In bestimmten regionalen und historisch-gewachsenen Spielgewohnheiten und Spieltraditionen spiegeln sich nach Jens Junges Ansicht ganz konkrete nationale Geisteshaltungen und politische Traditionen. Ein Beispiel: "In ganz Skandinavien gab es historisch gesehen kaum eigennutzorientierte, überdrehte Herrscher und Könige. Tatsächlich ist dieses Grundgefühl dieser Nationen oft eben ein Zusammengehörigkeitsgefühl."
Typisch deutsch sei das Bedürfnis nach Sicherheit, der Wusch nach einem Voranschreiten: "Wir spielen lieber Anno im Digitalen und bauen immer vorsichtig auf."
Doch zurück zum Schlechtverlierenkönnen: Annegret Wolf hat mindestens zwei Typen ausgemacht. Sie lehrt Psychologie an der Universität Halle.
- Verlierertyp: trotziges Kind
- Verlierertyp: nach innen gewandte Selbstbezogenheit
Sie findet, dass zum Spielen grundsätzlich die ganze Bandbreite menschlicher Emotionen gehört: Freude, Spaß, Ärger, Traurigkeit und Enttäuschung. Die jeweilige Reaktion hänge dann schon sehr mit der jeweiligen Persönlichkeit und dem Selbstbild zusammen.
"Selbst die härtesten Kerle auf dem Fußballplatz weinen mal nach einem verlorenen Spiel."
Dafür lägen die Ursprünge oft in der Kindheit.

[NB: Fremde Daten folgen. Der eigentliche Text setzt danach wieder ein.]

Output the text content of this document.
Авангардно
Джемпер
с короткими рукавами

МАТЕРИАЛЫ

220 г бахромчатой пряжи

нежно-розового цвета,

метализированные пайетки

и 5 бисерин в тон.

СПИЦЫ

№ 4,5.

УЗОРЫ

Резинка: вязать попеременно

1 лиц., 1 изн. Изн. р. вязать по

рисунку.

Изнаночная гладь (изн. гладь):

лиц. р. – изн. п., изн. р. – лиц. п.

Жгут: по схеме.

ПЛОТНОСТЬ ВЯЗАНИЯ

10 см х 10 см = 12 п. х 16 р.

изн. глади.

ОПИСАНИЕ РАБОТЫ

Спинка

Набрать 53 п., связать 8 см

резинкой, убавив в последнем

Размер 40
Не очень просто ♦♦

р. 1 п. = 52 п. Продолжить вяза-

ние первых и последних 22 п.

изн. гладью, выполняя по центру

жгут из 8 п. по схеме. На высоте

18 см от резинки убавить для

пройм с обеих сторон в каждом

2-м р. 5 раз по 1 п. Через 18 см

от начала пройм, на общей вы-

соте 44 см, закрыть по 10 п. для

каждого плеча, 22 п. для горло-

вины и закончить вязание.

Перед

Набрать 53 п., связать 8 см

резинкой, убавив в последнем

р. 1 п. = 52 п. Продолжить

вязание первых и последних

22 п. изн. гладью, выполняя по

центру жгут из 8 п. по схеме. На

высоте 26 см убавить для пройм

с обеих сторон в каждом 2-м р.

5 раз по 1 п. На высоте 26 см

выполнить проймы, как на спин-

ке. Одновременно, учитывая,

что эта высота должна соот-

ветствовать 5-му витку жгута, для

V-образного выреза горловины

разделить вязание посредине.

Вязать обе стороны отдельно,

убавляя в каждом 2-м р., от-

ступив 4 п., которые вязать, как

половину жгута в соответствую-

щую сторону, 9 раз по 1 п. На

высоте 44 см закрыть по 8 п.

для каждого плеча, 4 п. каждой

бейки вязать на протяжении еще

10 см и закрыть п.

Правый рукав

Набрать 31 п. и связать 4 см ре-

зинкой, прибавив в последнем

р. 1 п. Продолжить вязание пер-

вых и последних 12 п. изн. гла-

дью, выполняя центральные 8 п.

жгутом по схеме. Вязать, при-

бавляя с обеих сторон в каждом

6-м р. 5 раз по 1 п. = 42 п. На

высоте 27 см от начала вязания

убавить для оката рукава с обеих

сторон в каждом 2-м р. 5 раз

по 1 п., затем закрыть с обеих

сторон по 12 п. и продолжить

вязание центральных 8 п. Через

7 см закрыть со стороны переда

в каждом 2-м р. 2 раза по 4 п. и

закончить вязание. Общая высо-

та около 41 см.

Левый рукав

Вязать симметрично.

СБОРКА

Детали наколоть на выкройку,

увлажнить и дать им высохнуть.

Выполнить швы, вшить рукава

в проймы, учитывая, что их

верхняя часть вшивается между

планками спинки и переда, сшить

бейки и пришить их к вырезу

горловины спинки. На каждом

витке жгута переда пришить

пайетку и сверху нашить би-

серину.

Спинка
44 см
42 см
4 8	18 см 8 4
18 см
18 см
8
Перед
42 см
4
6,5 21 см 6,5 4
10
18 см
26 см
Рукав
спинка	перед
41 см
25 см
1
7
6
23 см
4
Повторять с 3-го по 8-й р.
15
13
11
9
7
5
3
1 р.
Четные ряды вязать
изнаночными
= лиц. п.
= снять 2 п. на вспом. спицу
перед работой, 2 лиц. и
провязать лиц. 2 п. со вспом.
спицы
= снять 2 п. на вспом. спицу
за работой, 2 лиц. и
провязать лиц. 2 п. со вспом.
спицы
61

Kinder müssten durch Niederlagen auch eine gewisse Frustrationstoleranz aufbauen, sollten umgekehrt aber nicht wegen Niederlagen andauernd niedergemacht und ausgelacht werden.
"Es geht schon am Ende darum, dass man das alles ein bisschen entspannt nimmt und die Niederlage nicht stellvertretend ist für die Niederlage im kompletten Leben."
Erwachsenen, die während eines Spiels merken, dass sie nicht gut verlieren können, empfiehlt Annegret Wolf, die Situation kurzzeitig zu verlassen. Timeout nennt sie das. Auch mit Humor ließen sich diese schwierigen Situationen entschärfen.